Los guerreros de la Organización, en cambio, olvidaron por un momento el futuro del pueblo judío y pasaron a revisar lo que les deparaba el destino. Cuando se oía pronunciar el nombre de uno de los hombres, este daba un paso al frente, y cuando se oía el de una de las mujeres, aquella se incorporaba del sofá o de la silla. Se estrechaban formalmente las manos y se alejaban a un rincón de la habitación que se iba llenando de parejas iniciando una conversación. A pesar de que los muchachos controlaban muy bien sus expresiones, fue inevitable la sonrisa victoriosa en el rostro de Yehudá Grinberg al estrechar la mano de Fruma Shulman, que se continuaba en un hombro albo y en dulces senos. Tampoco se pudo ignorar la decepción en el de Janán Moskowicz, que había invertido sus ahorros en agua de colonia y ahora estaba parado junto a la puerta, oculto tras la obesa Java Bluwstein. La sonrisa de Zeev Feinberg no se opacó un ápice cuando advirtió que desposaría a una muchacha baja y bigotuda de nombre Yafa. Sabía que de todos modos visitaría a todas. Besó su mano noblemente y la condujo hacia la ventana, dejando a Jacob Markovich solo.
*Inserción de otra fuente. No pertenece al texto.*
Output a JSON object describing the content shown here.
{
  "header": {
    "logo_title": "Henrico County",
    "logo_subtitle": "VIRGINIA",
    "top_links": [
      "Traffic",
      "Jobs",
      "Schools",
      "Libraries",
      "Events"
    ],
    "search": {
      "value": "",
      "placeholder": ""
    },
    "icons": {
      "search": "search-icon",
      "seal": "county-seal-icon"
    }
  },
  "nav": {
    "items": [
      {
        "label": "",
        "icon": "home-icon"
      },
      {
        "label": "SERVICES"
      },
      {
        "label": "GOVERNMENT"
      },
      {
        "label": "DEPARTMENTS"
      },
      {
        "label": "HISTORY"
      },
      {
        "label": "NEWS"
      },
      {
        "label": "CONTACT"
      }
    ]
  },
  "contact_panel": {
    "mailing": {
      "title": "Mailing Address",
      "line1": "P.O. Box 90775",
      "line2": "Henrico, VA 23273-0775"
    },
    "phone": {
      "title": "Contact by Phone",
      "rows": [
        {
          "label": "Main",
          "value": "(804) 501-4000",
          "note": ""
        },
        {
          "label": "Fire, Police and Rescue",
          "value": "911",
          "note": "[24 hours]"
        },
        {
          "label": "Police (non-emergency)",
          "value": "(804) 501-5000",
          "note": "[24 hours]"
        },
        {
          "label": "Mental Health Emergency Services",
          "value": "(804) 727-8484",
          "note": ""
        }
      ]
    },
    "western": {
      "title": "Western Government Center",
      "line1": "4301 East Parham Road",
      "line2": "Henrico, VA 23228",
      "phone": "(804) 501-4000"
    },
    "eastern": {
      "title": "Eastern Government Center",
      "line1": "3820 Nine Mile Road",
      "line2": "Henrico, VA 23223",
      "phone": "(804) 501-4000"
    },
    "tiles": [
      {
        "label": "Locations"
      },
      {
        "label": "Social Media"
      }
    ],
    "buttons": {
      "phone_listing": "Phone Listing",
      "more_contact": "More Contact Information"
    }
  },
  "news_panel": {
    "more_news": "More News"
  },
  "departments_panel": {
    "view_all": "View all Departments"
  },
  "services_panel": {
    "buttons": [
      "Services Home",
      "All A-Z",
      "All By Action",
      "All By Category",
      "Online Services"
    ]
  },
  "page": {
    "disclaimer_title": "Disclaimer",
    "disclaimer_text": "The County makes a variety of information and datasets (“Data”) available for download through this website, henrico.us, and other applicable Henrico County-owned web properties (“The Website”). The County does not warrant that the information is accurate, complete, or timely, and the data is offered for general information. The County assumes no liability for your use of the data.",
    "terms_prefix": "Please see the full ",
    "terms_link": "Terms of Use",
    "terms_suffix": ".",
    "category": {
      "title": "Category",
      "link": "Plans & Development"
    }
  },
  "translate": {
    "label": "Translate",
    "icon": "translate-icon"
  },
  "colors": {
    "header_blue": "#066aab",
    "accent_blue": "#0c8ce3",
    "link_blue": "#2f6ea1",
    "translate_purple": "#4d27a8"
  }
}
Cuando Jacob Markovich miró en derredor, descubrió que todo el espacio estaba cubierto de parejas dialogando y sólo quedaba la mujer de pie, de espaldas a la habitación. El hecho no escapó a la mirada de Mijael Katz, que elevó la voz especialmente para declarar con solemnidad los nombres de la última pareja:

“Jacob Markovich-Bella Zeigerman”.

Con el correr del tiempo, Jacob Markovich se arrepentiría de la expresión que asumió involuntariamente en el momento en que la mujer junto a la ventana giró hacia él. La boca abierta, los ojos desorbitados, todo eso lo perseguiría donde fuera. En vano se maldeciría porque el maxilar se le cayó como si tuviera vida propia, las cejas se le treparon más allá de la frente. Nadie hubiera reaccionado de otra manera de haberse encontrado en una vivienda al este de la ciudad frente al rostro que poco antes del atardecer había logrado componer en su imaginación.